In commercial terms, the company offers four variant models of Floatwing (areas ranging from 60 sq m to 108 sq m), each with different degrees of on-board features. And, since we have been harping about the ‘green’ side of affairs, the best model among these makes a valiant case for a self-sustaining habitat. To that end, this Floatwing is powered by solar energy, while boasting an advanced waste-water treatment plant and fuel storage capacity. These sustainable aspects are accompanied by what have been described as the designers as ‘low environmentally impactful materials’.
Now as for the spatial layout of this floating house, the Floatwing is divided into two levels, with the lower level accounting for most of the user-circulation zones, and the accessible upper level/deck posing as the roof. The lower volume sheltered by glass-clad facades, comprises a kitchen, wine cellar, and zero to three bedrooms (presumably depending on the model) – all of which are further complemented by an heat pump and AC generator.
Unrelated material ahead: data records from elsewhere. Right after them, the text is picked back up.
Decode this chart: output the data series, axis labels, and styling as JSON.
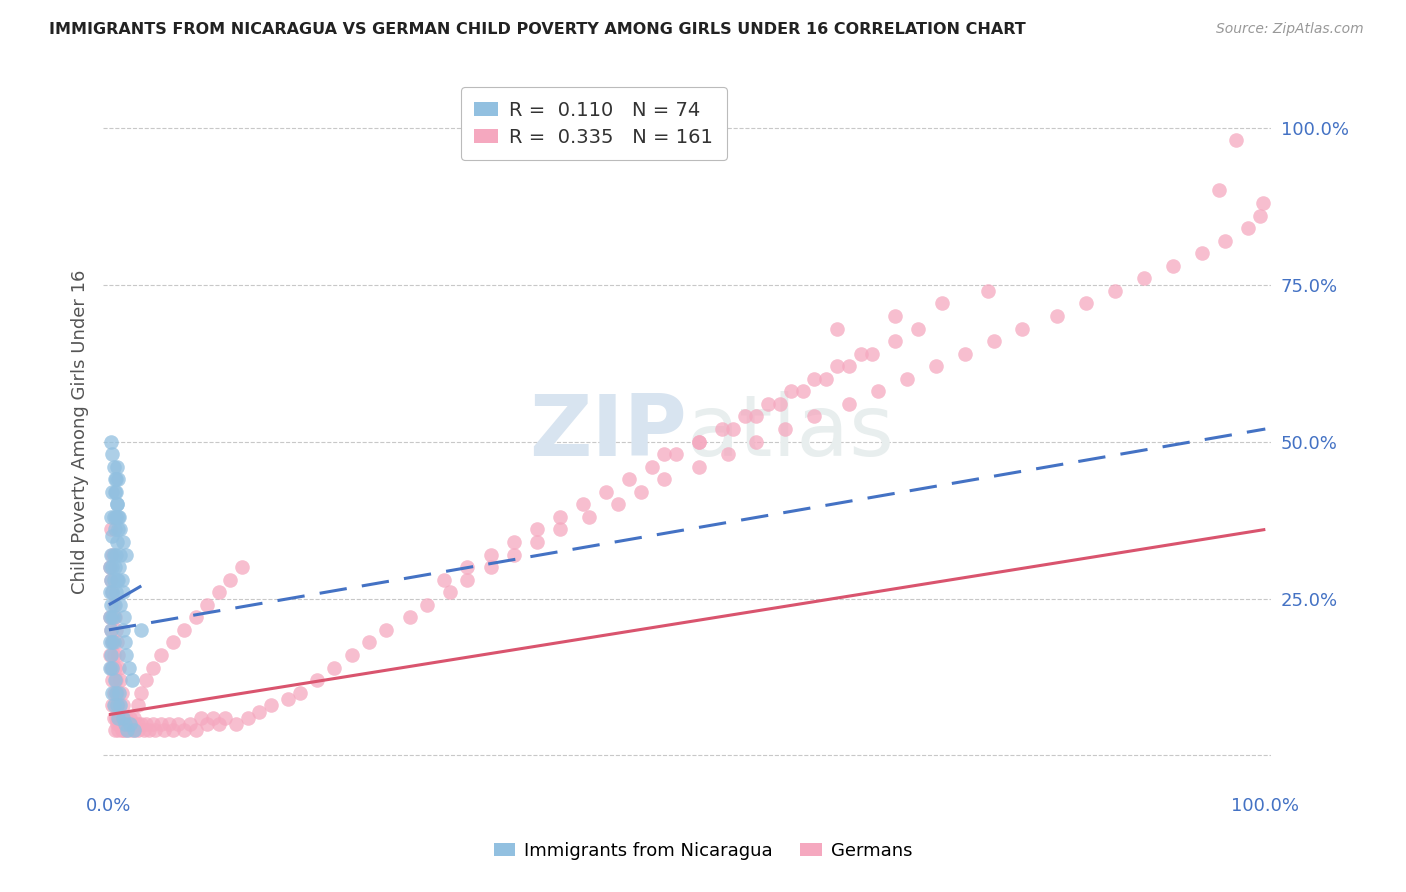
{
  "title": "IMMIGRANTS FROM NICARAGUA VS GERMAN CHILD POVERTY AMONG GIRLS UNDER 16 CORRELATION CHART",
  "source": "Source: ZipAtlas.com",
  "xlabel": "",
  "ylabel": "Child Poverty Among Girls Under 16",
  "xlim": [
    -0.005,
    1.005
  ],
  "ylim": [
    -0.05,
    1.08
  ],
  "y_tick_right_vals": [
    0.25,
    0.5,
    0.75,
    1.0
  ],
  "y_tick_right_labels": [
    "25.0%",
    "50.0%",
    "75.0%",
    "100.0%"
  ],
  "x_tick_vals": [
    0.0,
    1.0
  ],
  "x_tick_labels": [
    "0.0%",
    "100.0%"
  ],
  "blue_R": "0.110",
  "blue_N": "74",
  "pink_R": "0.335",
  "pink_N": "161",
  "blue_color": "#92c0e0",
  "pink_color": "#f5a8bf",
  "blue_line_color": "#4472c4",
  "pink_line_color": "#d9546e",
  "background_color": "#ffffff",
  "grid_color": "#c8c8c8",
  "legend_label_blue": "Immigrants from Nicaragua",
  "legend_label_pink": "Germans",
  "blue_line": {
    "x0": 0.0,
    "x1": 0.028,
    "y0": 0.24,
    "y1": 0.27
  },
  "pink_line": {
    "x0": 0.0,
    "x1": 1.0,
    "y0": 0.065,
    "y1": 0.36
  },
  "blue_dash_line": {
    "x0": 0.0,
    "x1": 1.0,
    "y0": 0.2,
    "y1": 0.52
  },
  "blue_scatter_x": [
    0.001,
    0.001,
    0.001,
    0.001,
    0.001,
    0.002,
    0.002,
    0.002,
    0.002,
    0.002,
    0.002,
    0.003,
    0.003,
    0.003,
    0.003,
    0.003,
    0.003,
    0.003,
    0.004,
    0.004,
    0.004,
    0.004,
    0.004,
    0.005,
    0.005,
    0.005,
    0.005,
    0.006,
    0.006,
    0.006,
    0.006,
    0.007,
    0.007,
    0.007,
    0.007,
    0.008,
    0.008,
    0.008,
    0.009,
    0.009,
    0.01,
    0.01,
    0.011,
    0.012,
    0.012,
    0.013,
    0.014,
    0.015,
    0.017,
    0.02,
    0.002,
    0.003,
    0.004,
    0.005,
    0.006,
    0.007,
    0.008,
    0.01,
    0.012,
    0.015,
    0.003,
    0.004,
    0.005,
    0.006,
    0.007,
    0.008,
    0.009,
    0.01,
    0.012,
    0.014,
    0.016,
    0.018,
    0.022,
    0.028
  ],
  "blue_scatter_y": [
    0.22,
    0.26,
    0.3,
    0.18,
    0.14,
    0.32,
    0.28,
    0.24,
    0.2,
    0.16,
    0.38,
    0.35,
    0.3,
    0.26,
    0.22,
    0.18,
    0.14,
    0.42,
    0.38,
    0.32,
    0.28,
    0.22,
    0.18,
    0.42,
    0.36,
    0.3,
    0.24,
    0.44,
    0.38,
    0.32,
    0.26,
    0.46,
    0.4,
    0.34,
    0.28,
    0.44,
    0.36,
    0.28,
    0.38,
    0.3,
    0.32,
    0.24,
    0.28,
    0.26,
    0.2,
    0.22,
    0.18,
    0.16,
    0.14,
    0.12,
    0.5,
    0.48,
    0.46,
    0.44,
    0.42,
    0.4,
    0.38,
    0.36,
    0.34,
    0.32,
    0.1,
    0.08,
    0.12,
    0.1,
    0.08,
    0.06,
    0.1,
    0.08,
    0.06,
    0.05,
    0.04,
    0.05,
    0.04,
    0.2
  ],
  "pink_scatter_x": [
    0.001,
    0.001,
    0.001,
    0.002,
    0.002,
    0.002,
    0.002,
    0.003,
    0.003,
    0.003,
    0.003,
    0.003,
    0.004,
    0.004,
    0.004,
    0.004,
    0.005,
    0.005,
    0.005,
    0.005,
    0.006,
    0.006,
    0.006,
    0.007,
    0.007,
    0.007,
    0.008,
    0.008,
    0.008,
    0.009,
    0.009,
    0.01,
    0.01,
    0.011,
    0.011,
    0.012,
    0.012,
    0.013,
    0.014,
    0.015,
    0.015,
    0.016,
    0.018,
    0.018,
    0.02,
    0.022,
    0.022,
    0.025,
    0.025,
    0.028,
    0.03,
    0.032,
    0.035,
    0.038,
    0.04,
    0.045,
    0.048,
    0.052,
    0.055,
    0.06,
    0.065,
    0.07,
    0.075,
    0.08,
    0.085,
    0.09,
    0.095,
    0.1,
    0.11,
    0.12,
    0.13,
    0.14,
    0.155,
    0.165,
    0.18,
    0.195,
    0.21,
    0.225,
    0.24,
    0.26,
    0.275,
    0.295,
    0.31,
    0.33,
    0.35,
    0.37,
    0.39,
    0.415,
    0.44,
    0.46,
    0.48,
    0.51,
    0.535,
    0.56,
    0.585,
    0.61,
    0.64,
    0.665,
    0.69,
    0.715,
    0.74,
    0.765,
    0.79,
    0.82,
    0.845,
    0.87,
    0.895,
    0.92,
    0.945,
    0.965,
    0.985,
    0.995,
    0.998,
    0.96,
    0.975,
    0.63,
    0.68,
    0.72,
    0.76,
    0.48,
    0.51,
    0.54,
    0.56,
    0.58,
    0.6,
    0.62,
    0.64,
    0.66,
    0.68,
    0.7,
    0.29,
    0.31,
    0.33,
    0.35,
    0.37,
    0.39,
    0.41,
    0.43,
    0.45,
    0.47,
    0.49,
    0.51,
    0.53,
    0.55,
    0.57,
    0.59,
    0.61,
    0.63,
    0.65,
    0.025,
    0.028,
    0.032,
    0.038,
    0.045,
    0.055,
    0.065,
    0.075,
    0.085,
    0.095,
    0.105,
    0.115
  ],
  "pink_scatter_y": [
    0.3,
    0.22,
    0.16,
    0.28,
    0.2,
    0.14,
    0.36,
    0.26,
    0.18,
    0.12,
    0.08,
    0.32,
    0.24,
    0.16,
    0.1,
    0.06,
    0.22,
    0.14,
    0.08,
    0.04,
    0.2,
    0.12,
    0.06,
    0.18,
    0.1,
    0.05,
    0.16,
    0.08,
    0.04,
    0.14,
    0.06,
    0.12,
    0.05,
    0.1,
    0.04,
    0.08,
    0.04,
    0.06,
    0.05,
    0.06,
    0.04,
    0.05,
    0.04,
    0.06,
    0.05,
    0.04,
    0.06,
    0.05,
    0.04,
    0.05,
    0.04,
    0.05,
    0.04,
    0.05,
    0.04,
    0.05,
    0.04,
    0.05,
    0.04,
    0.05,
    0.04,
    0.05,
    0.04,
    0.06,
    0.05,
    0.06,
    0.05,
    0.06,
    0.05,
    0.06,
    0.07,
    0.08,
    0.09,
    0.1,
    0.12,
    0.14,
    0.16,
    0.18,
    0.2,
    0.22,
    0.24,
    0.26,
    0.28,
    0.3,
    0.32,
    0.34,
    0.36,
    0.38,
    0.4,
    0.42,
    0.44,
    0.46,
    0.48,
    0.5,
    0.52,
    0.54,
    0.56,
    0.58,
    0.6,
    0.62,
    0.64,
    0.66,
    0.68,
    0.7,
    0.72,
    0.74,
    0.76,
    0.78,
    0.8,
    0.82,
    0.84,
    0.86,
    0.88,
    0.9,
    0.98,
    0.68,
    0.7,
    0.72,
    0.74,
    0.48,
    0.5,
    0.52,
    0.54,
    0.56,
    0.58,
    0.6,
    0.62,
    0.64,
    0.66,
    0.68,
    0.28,
    0.3,
    0.32,
    0.34,
    0.36,
    0.38,
    0.4,
    0.42,
    0.44,
    0.46,
    0.48,
    0.5,
    0.52,
    0.54,
    0.56,
    0.58,
    0.6,
    0.62,
    0.64,
    0.08,
    0.1,
    0.12,
    0.14,
    0.16,
    0.18,
    0.2,
    0.22,
    0.24,
    0.26,
    0.28,
    0.3
  ]
}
On the other hand, the upper level with its accessible deck, consists of a barbecuing area – thus alluding to a romantic recreational space.
Interestingly, in spite of so many varied spatial components, the core design of the Floatwing is modular in nature. In other words, the entire floating house can disassembled and packed into just two shipping containers and delivered anywhere on our planet. And in case you are wondering, the entire habitat can be ‘launched’ into the sea by simply steering it with the aid of two outboard motors that allow for max speed of three knots, or 5.6 km/hr (or 3.4 miles/hr).
And lastly, the ‘piece de resistance’ of the Floatwing arguably pertains to its ambit of self-sufficiency. In that regard, the floating house can sustain itself for a week without any aid from external power sources. This incredible aspect is bolstered by the habitat’s capacity to self-generate 80 percent of its annual energy needs (that increases to a whopping 100 percent when calculated for six months).